Quando no ensino técnico, anos mais tarde, eu ganhei meu primeiro exemplar, algo de grandioso pareceu crescer cá dentro: “Constituição da República Federativa do Brasil”, era o título garboso daquele livro. Foi amor à primeira vista, hoje eu sei.

Nossa Constituição é bem grande, é verdade, duzentos e tantos artigos, e tem um motivo justificável para isso: uma Constituição reduzida a alguns artigos bases, e que basicamente necessita de Emendas posteriores para existir, como é a americana, seria muito frágil: a sanha dos militares e da elite que os apoiou, e que usurparam o poder por 20 anos, era (é?) grande demais para que deixássemos apenas um esqueleto constituinte e, ao abismo do futuro, o temor de sua carne nunca existir, ou existir em pedaços destroçados, contaminados pelo horror do fascismo que dormiu em nossas camas por todo o século XX.

Era preciso proteger todos de todos, o Estado dos homens sórdidos, as minorias de um Estado e dos homens sórdidos. Por isso ela nasceu assim, gigante, analítica e cidadã. Ganhou esse último apelido que a deixa ainda mais elegante, mais linda. Esse amor só cresceu, só me fez crescer.

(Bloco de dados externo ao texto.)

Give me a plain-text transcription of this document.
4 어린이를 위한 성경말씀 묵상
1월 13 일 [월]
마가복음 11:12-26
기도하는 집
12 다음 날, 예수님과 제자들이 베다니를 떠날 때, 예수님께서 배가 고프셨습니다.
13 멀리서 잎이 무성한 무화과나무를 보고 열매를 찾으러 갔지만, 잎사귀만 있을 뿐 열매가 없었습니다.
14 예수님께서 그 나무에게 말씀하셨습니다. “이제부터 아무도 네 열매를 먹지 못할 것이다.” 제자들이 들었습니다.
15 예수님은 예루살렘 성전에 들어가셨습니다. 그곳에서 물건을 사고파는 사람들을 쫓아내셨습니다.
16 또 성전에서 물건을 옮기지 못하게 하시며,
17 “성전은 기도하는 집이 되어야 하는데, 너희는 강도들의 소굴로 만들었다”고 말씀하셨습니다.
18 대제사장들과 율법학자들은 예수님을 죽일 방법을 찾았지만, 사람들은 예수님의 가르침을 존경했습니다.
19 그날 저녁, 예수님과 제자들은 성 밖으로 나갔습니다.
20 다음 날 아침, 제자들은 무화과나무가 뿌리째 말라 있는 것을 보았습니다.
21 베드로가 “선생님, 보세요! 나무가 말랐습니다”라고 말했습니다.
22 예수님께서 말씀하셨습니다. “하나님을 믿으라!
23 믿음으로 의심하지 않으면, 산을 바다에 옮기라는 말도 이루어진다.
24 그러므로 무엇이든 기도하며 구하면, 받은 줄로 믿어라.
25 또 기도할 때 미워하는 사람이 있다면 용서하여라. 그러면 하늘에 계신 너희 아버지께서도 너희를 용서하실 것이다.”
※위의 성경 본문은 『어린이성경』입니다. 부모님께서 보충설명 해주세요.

Com Ela veio o que chamamos de Nova República, uma República novinha em folhas, novinha em direitos e garantias jamais vistos juntos, unidos. Direitos trabalhistas. Direitos humanos. Direito ao voto. Direito a igualdade entre os gêneros. Direito de terra aos nossos povos originários e quilombolas. Quinhentos anos e um século de sangue e luta escorre por cada artigo da nossa Carta Maior de 88. E eis aqui, então, uma declarada carta de amor a Ela, e algumas confissões.

Confesso que de 2015 para cá tenho sofrido demais com o seu sofrimento, com os ataques inconstitucionais que sistematicamente vem esgarçando seu tecido, colocando à prova cada conquista nossa, cada direito nosso, e todos os freios pensados e realizados em cada linha sua.

O maior antídoto do Estado de Direito, e tão engenhosamente delineado em nossa Constituição, são os freios que impedem um Poder de se sobressair sobre o outro. Explico-me: é um sistema chamado de “Freios e Contrapesos”, são freios e ao mesmo tempo garantia, uma garantia de que Ela poderá viver por si só e não ao sabor dos homens sórdidos do momento.

Um Poder freia o outro, um fiscaliza o outro, nossa Constituição foi pensada assim, para se autocontrolar. Um sistema vivo, tenso, mas lindo... Percebe? Pelo horizonte e utopia humanistas, a Democracia é o mais apurado simulacro da Vida, mas é apenas uma ideia que compartilhamos, em última instância, só um papel se não lutarmos para realizá-la dia após dia, para, sobretudo, protegê-la. Se há fome, não pode haver Democracia. Amá-la, a Democracia, foi o que me fez amar a Carta ainda mais, e vê-la sofrendo assim, como estava dizendo, também me fez entendê-la melhor e compreender em mim as estruturas dessa paixão.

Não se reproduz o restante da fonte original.